Tory-Kandidat Gove räumt Kokain-Konsum vor 20 Jahren ein

Der britische Umweltminister hat gebeichtet, als «junger Journalist» Drogen genommen zu haben. Er steht unter Politikern nicht alleine da.

Ehrliches Statement: Michael Gove verlässt sein Haus in London. (Reuters/Peter Nicholls/28. Mai 2019)

Ehrliches Statement: Michael Gove verlässt sein Haus in London. (Reuters/Peter Nicholls/28. Mai 2019)

Einer der Top-Kandidaten für den Parteivorsitz der britischen Konservativen, Umweltminister Michael Gove, hat den Konsum von Kokain vor zwei Jahrzehnten eingeräumt. «Vor etwa 20 Jahren, bevor ich verheiratet war, habe ich Drogen genommen», sagte Gove der Zeitung «Daily Mail» vom Samstag. Dies sei bei mehreren Anlässen der Fall gewesen. Er bedauere dies «zutiefst». «Es war ein Fehler.»

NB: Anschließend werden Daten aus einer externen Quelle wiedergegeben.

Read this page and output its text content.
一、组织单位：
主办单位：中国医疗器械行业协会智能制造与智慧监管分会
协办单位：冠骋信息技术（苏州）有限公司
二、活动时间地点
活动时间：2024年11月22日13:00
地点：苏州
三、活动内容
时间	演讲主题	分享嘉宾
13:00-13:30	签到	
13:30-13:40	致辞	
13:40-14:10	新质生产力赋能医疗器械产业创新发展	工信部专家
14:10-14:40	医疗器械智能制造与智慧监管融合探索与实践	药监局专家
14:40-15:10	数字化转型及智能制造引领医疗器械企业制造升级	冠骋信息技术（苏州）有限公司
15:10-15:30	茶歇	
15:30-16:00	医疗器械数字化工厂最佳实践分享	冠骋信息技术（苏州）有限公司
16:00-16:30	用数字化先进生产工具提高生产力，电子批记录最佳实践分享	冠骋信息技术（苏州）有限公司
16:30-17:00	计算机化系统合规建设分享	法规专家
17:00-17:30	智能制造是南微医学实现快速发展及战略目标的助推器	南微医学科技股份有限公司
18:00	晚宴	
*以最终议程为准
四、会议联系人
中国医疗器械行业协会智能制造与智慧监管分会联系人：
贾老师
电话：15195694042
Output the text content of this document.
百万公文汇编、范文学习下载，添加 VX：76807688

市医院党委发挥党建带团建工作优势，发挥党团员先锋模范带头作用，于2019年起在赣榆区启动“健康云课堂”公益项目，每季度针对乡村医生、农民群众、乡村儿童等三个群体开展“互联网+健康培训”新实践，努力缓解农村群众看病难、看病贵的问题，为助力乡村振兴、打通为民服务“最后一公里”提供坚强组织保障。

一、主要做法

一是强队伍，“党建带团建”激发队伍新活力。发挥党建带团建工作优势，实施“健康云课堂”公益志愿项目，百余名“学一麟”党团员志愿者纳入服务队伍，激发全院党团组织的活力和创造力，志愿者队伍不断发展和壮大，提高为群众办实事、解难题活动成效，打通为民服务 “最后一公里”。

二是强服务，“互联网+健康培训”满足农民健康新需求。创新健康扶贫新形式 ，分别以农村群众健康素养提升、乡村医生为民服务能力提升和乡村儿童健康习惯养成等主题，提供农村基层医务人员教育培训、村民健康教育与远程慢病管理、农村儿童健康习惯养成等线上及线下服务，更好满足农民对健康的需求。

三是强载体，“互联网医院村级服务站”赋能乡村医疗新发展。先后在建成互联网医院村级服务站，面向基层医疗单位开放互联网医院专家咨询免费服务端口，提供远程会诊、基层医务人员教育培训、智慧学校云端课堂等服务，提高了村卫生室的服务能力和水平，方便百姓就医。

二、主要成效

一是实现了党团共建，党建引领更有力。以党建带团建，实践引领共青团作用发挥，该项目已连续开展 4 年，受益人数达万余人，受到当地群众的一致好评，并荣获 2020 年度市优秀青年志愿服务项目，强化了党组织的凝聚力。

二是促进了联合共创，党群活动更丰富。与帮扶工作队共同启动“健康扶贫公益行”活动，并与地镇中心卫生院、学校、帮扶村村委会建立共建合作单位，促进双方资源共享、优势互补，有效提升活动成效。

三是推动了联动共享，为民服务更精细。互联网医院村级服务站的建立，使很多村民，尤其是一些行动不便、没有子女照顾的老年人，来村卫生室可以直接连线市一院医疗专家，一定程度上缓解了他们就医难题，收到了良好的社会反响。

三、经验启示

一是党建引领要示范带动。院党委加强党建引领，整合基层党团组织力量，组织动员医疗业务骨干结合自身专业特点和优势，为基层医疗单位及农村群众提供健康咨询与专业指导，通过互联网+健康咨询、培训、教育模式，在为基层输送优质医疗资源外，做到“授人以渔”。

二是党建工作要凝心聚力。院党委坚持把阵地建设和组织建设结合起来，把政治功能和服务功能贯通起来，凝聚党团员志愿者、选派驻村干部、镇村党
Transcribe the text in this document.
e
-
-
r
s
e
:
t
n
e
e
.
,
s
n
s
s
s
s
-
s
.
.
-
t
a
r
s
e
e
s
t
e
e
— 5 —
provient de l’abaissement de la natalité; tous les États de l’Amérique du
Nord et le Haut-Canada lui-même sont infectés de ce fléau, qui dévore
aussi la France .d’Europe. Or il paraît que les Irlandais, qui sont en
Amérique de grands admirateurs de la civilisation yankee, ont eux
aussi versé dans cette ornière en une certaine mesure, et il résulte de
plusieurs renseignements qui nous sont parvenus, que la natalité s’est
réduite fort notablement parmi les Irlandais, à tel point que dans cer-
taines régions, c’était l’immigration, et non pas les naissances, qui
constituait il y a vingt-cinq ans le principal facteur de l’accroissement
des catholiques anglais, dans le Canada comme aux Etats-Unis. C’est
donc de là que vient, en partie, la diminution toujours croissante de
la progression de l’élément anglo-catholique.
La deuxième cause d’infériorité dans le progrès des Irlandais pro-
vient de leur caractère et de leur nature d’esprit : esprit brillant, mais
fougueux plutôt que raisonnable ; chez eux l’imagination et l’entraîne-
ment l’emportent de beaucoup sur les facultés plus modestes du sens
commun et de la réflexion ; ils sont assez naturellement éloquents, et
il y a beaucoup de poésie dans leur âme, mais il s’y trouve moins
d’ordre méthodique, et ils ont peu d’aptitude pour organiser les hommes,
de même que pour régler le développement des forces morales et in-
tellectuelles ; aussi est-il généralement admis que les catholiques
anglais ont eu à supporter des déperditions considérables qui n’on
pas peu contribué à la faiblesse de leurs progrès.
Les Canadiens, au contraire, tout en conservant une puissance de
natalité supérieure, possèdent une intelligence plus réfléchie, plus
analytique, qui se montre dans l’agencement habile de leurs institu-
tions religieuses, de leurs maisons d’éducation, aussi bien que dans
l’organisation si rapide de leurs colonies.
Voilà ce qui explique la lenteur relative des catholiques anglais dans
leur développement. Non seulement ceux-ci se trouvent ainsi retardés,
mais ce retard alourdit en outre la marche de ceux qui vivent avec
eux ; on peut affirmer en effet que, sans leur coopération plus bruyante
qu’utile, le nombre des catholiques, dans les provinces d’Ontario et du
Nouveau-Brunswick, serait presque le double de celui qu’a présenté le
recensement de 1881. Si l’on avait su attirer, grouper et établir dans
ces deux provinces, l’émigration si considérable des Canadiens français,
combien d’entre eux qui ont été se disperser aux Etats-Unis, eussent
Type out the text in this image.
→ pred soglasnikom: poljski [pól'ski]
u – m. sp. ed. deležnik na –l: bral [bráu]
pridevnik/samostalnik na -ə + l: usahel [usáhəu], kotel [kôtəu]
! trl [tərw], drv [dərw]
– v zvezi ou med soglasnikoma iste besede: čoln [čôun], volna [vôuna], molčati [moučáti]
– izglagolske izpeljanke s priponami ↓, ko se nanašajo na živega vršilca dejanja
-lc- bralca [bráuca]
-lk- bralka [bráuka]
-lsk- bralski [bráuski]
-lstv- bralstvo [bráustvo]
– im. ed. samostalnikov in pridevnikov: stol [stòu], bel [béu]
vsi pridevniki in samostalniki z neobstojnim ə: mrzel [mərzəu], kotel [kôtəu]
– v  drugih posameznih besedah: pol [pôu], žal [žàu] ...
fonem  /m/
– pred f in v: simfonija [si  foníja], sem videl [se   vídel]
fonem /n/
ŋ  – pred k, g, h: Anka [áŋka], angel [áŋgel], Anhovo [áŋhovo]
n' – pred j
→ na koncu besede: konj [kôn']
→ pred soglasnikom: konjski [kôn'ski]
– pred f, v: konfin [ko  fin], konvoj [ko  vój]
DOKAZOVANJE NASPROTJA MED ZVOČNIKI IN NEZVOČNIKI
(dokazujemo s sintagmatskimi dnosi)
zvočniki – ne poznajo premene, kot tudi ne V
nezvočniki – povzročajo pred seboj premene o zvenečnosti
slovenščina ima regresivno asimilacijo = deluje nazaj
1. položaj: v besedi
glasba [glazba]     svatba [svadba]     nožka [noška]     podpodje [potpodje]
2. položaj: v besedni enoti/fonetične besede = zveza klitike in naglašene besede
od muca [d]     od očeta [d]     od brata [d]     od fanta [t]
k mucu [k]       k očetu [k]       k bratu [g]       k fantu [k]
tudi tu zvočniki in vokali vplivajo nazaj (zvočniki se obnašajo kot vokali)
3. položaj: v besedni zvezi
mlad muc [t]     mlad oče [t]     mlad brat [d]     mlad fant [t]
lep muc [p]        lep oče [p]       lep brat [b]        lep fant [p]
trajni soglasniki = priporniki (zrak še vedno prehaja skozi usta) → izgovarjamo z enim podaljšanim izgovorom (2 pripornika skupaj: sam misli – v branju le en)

Er sei «ein junger Journalist» gewesen, als er Kokain genommen habe, und damals habe er nicht vorgehabt, in die Politik zu gehen. Wenn er jetzt zurückblicke, «wünschte ich, es nicht getan zu haben». Er glaube aber nicht, «dass Fehler in der Vergangenheit dich disqualifizieren», fügte der 51-jährige Parlamentsabgeordnete der Tories hinzu. Die Entscheidung, ob er neuer Parteichef werde, liege bei seinen Kollegen im Parlament und den Mitgliedern der Konservativen Partei.

Prominente Liste

Die britische Premierministerin Theresa May war am Freitag wie angekündigt als Chefin der Tories zurückgetreten. Damit begann offiziell das Rennen um ihre Nachfolge an der Partei- und auch an der Regierungsspitze. Nach den britischen Gepflogenheiten wird der Chef der Regierungspartei automatisch auch Premierminister. Bis Ende Juli dürfte die Entscheidung gefallen sein.

Derzeit gibt es elf Kandidaten für Mays Nachfolge. Als ein Favorit gilt Ex-Aussenminister und Brexit-Hardliner Boris Johnson. Er hatte 2008 angedeutet, möglicherweise auch Kokain konsumiert zu haben, dies aber später zurückgenommen.

Sieben andere Kandidaten, darunter der amtierende Aussenminister Jeremy Hunt und Ex-Brexitminister Dominic Raab, gaben zu, früher Cannabis geraucht zu haben. Der Minister für internationale Entwicklung, Rory Stewart, räumte ein, vor 15 Jahren bei einer Hochzeit im Iran Opium geraucht zu haben. Er bedauerte diesen «dummen Fehler».